Анна нарушила обычай. Возможно, ей будет сделан выговор. Но это потом. Делать замечание в присутствии гостей не полагалось. Профессору нравилось играть роль либерала с современными понятиями. Он выступал за то, чтобы женщины могли получать образование и приобретать профессию.
Анна села на пуфик у ног отца. Спина у нее была прямая, лицо — серьезное.
Как же я проглядел это раньше! Анна была похожа на героиню из книг матушки Карен. Только не знаю, на какую именно. Но я встречал ее там, это точно.
* * *
В библиотеке профессора было много ценных изданий. Я вдруг вспомнил, какое настроение воцарялось в Рейнснесе, когда туда прибывали ящики с книгами для матушки Карен, — сладостное предчувствие чего-то прекрасного. Иногда книги прибывали издалека. Незадолго до ее смерти прибыл ящик с книгами из Копенгагена. Матушке Карен присылали и немецкие книги. Она читала их мне по-немецки и переводила содержание своими словами. Это были мои первые уроки немецкого. Она читала вслух так много стихов Гейне, что ей приходилось время от времени снимать пенсне и вытирать глаз, который у нее постоянно слезился.
Я не очень разбирался в стихах, но слушал, не шелохнувшись. Ее голос уносил меня куда-то ввысь. Но тогда я этого не понимал.
Сегодня, глядя на Анну, я думал, что, кроме меня, матушке Карен не с кем было разделить радость поэзии. Уже тогда я чувствовал, что стихи бывают полны лунного света и боли.
Если чтение происходило днем, в высокие окна падали снопы света и кружились в медленном танце с мебелью и стеблями, изображенными на обоях.
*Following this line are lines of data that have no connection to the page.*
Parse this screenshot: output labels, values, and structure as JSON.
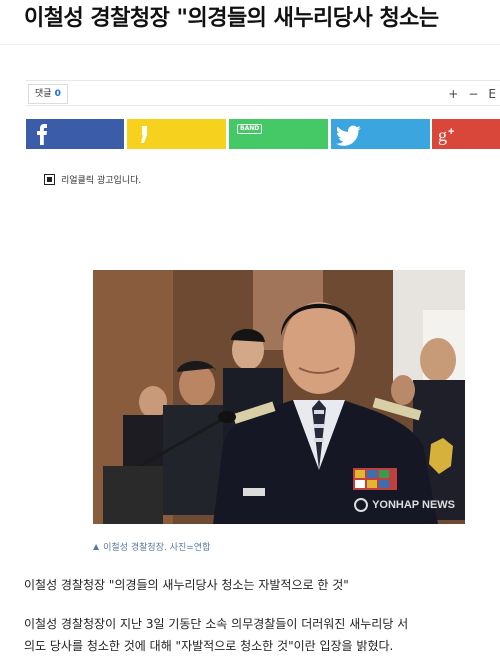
{
  "article": {
    "headline": "이철성 경찰청장 \"의경들의 새누리당사 청소는",
    "comment_label": "댓글",
    "comment_count": "0",
    "font_tools": [
      "+",
      "−",
      "E"
    ],
    "share": {
      "band_label": "BAND"
    },
    "ad_text": "리얼클릭 광고입니다.",
    "photo": {
      "watermark": "YONHAP NEWS"
    },
    "caption": "이철성 경찰청장. 사진=연합",
    "subhead": "이철성 경찰청장 \"의경들의 새누리당사 청소는 자발적으로 한 것\"",
    "body_lines": [
      "이철성 경찰청장이 지난 3일 기동단 소속 의무경찰들이 더러워진 새누리당 서",
      "의도 당사를 청소한 것에 대해 \"자발적으로 청소한 것\"이란 입장을 밝혔다."
    ]
  },
  "colors": {
    "facebook": "#3b5ca8",
    "kakaostory": "#f6d21f",
    "band": "#45c866",
    "twitter": "#3ba5e0",
    "googleplus": "#d9473b",
    "comment_count": "#1a6cd1",
    "caption": "#5a7aa6"
  },
  "icons": [
    "facebook-icon",
    "kakaostory-icon",
    "band-icon",
    "twitter-icon",
    "google-plus-icon",
    "ad-info-icon"
  ]
}
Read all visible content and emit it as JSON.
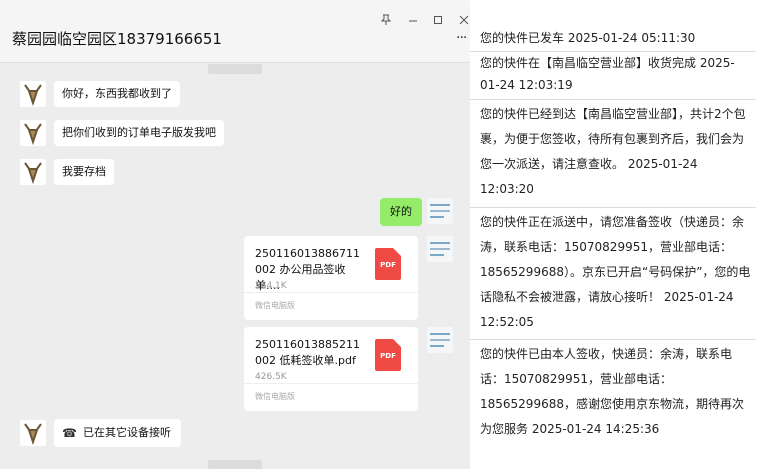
{
  "chat": {
    "title": "蔡园园临空园区18379166651",
    "window_controls": {
      "pin": "pin-icon",
      "minimize": "minimize-icon",
      "maximize": "maximize-icon",
      "close": "close-icon"
    },
    "messages": [
      {
        "side": "left",
        "type": "text",
        "text": "你好，东西我都收到了"
      },
      {
        "side": "left",
        "type": "text",
        "text": "把你们收到的订单电子版发我吧"
      },
      {
        "side": "left",
        "type": "text",
        "text": "我要存档"
      },
      {
        "side": "right",
        "type": "text",
        "text": "好的"
      }
    ],
    "files": [
      {
        "name": "250116013886711002 办公用品签收单....",
        "size": "384.1K",
        "source": "微信电脑版",
        "icon_label": "PDF"
      },
      {
        "name": "250116013885211002 低耗签收单.pdf",
        "size": "426.5K",
        "source": "微信电脑版",
        "icon_label": "PDF"
      }
    ],
    "call": {
      "icon": "phone-hangup-icon",
      "text": "已在其它设备接听"
    }
  },
  "tracking": [
    {
      "text": "您的快件已发车 2025-01-24 05:11:30"
    },
    {
      "text": "您的快件在【南昌临空营业部】收货完成 2025-01-24 12:03:19"
    },
    {
      "text": "您的快件已经到达【南昌临空营业部】，共计2个包裹，为便于您签收，待所有包裹到齐后，我们会为您一次派送，请注意查收。 2025-01-24 12:03:20"
    },
    {
      "text": "您的快件正在派送中，请您准备签收（快递员：余涛，联系电话：15070829951，营业部电话：18565299688）。京东已开启“号码保护”，您的电话隐私不会被泄露，请放心接听！ 2025-01-24 12:52:05"
    },
    {
      "text": "您的快件已由本人签收，快递员：余涛，联系电话：15070829951，营业部电话：18565299688，感谢您使用京东物流，期待再次为您服务 2025-01-24 14:25:36"
    }
  ]
}
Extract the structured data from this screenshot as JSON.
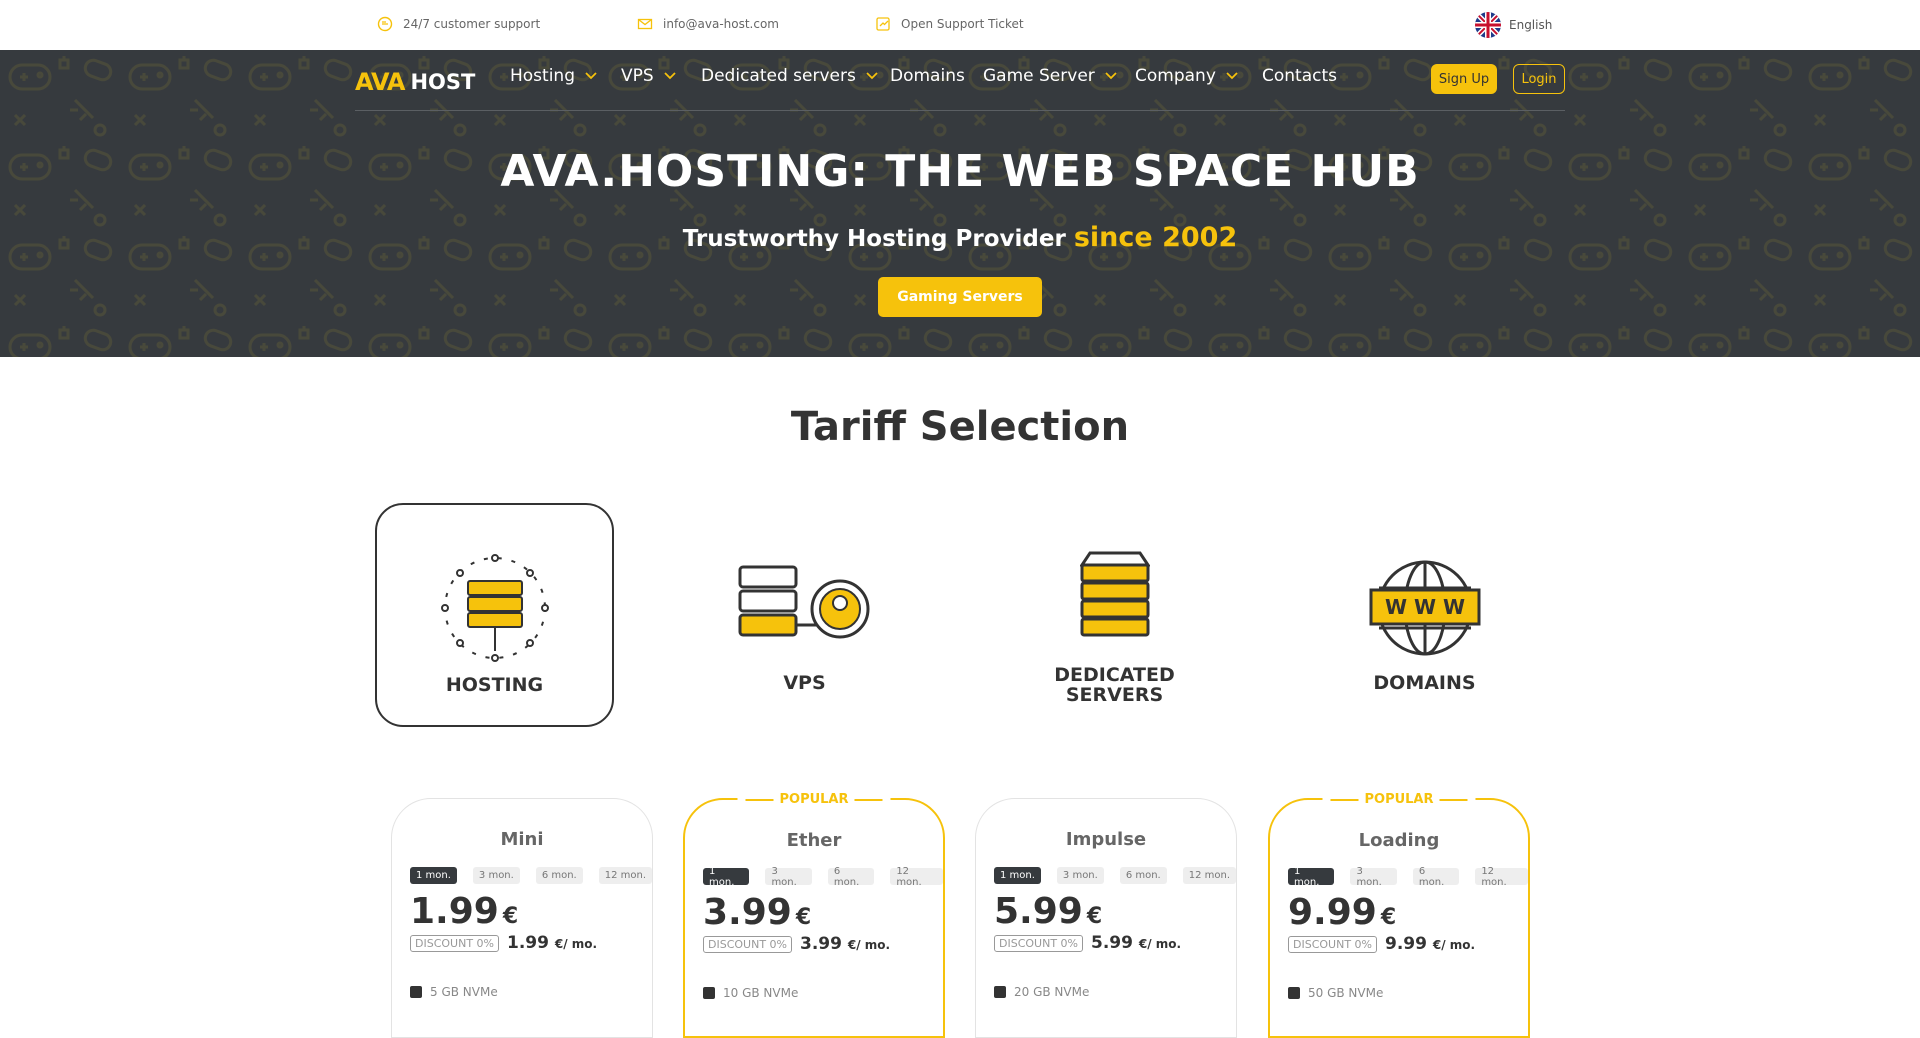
{
  "topbar": {
    "support": "24/7 customer support",
    "email": "info@ava-host.com",
    "ticket": "Open Support Ticket",
    "language": "English"
  },
  "nav": {
    "logo_ava": "AVA",
    "logo_host": "HOST",
    "items": [
      {
        "label": "Hosting"
      },
      {
        "label": "VPS"
      },
      {
        "label": "Dedicated servers"
      },
      {
        "label": "Domains"
      },
      {
        "label": "Game Server"
      },
      {
        "label": "Company"
      },
      {
        "label": "Contacts"
      }
    ],
    "signup": "Sign Up",
    "login": "Login"
  },
  "hero": {
    "title": "AVA.HOSTING: THE WEB SPACE HUB",
    "subtitle": "Trustworthy Hosting Provider",
    "subtitle_accent": "since 2002",
    "cta": "Gaming Servers"
  },
  "tariff": {
    "title": "Tariff Selection",
    "categories": [
      {
        "label": "HOSTING",
        "icon": "hosting-icon",
        "active": true
      },
      {
        "label": "VPS",
        "icon": "vps-icon"
      },
      {
        "label_line1": "DEDICATED",
        "label_line2": "SERVERS",
        "icon": "dedicated-servers-icon"
      },
      {
        "label": "DOMAINS",
        "icon": "domains-icon"
      }
    ]
  },
  "plans": [
    {
      "name": "Mini",
      "popular": false,
      "price": "1.99",
      "currency": "€",
      "discount": "DISCOUNT 0%",
      "per_month": "1.99",
      "per_unit": "€/ mo.",
      "feature": "5 GB NVMe"
    },
    {
      "name": "Ether",
      "popular": true,
      "popular_label": "POPULAR",
      "price": "3.99",
      "currency": "€",
      "discount": "DISCOUNT 0%",
      "per_month": "3.99",
      "per_unit": "€/ mo.",
      "feature": "10 GB NVMe"
    },
    {
      "name": "Impulse",
      "popular": false,
      "price": "5.99",
      "currency": "€",
      "discount": "DISCOUNT 0%",
      "per_month": "5.99",
      "per_unit": "€/ mo.",
      "feature": "20 GB NVMe"
    },
    {
      "name": "Loading",
      "popular": true,
      "popular_label": "POPULAR",
      "price": "9.99",
      "currency": "€",
      "discount": "DISCOUNT 0%",
      "per_month": "9.99",
      "per_unit": "€/ mo.",
      "feature": "50 GB NVMe"
    }
  ],
  "periods": [
    "1 mon.",
    "3 mon.",
    "6 mon.",
    "12 mon."
  ],
  "colors": {
    "accent": "#f6c20c",
    "dark": "#363a3e"
  }
}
Когда же становилось темно, матушка Карен зажигала высокую лампу с зеленым стеклянным абажуром. Черный литой херувим держал этот зеленый купол высоко над головой. Книга и руки матушки Карен казались покрытыми зеленым мхом.
Этой лампы больше не существовало. Я уронил и разбил ее, когда услышал, что меня отправляют учиться в Тромсё.
Ящик с книгами стоял посреди комнаты и был полон разных запахов. Пыли, бумаги и старых газет; которыми были переложены книги. Чуть-чуть пахло также влагой и плесенью.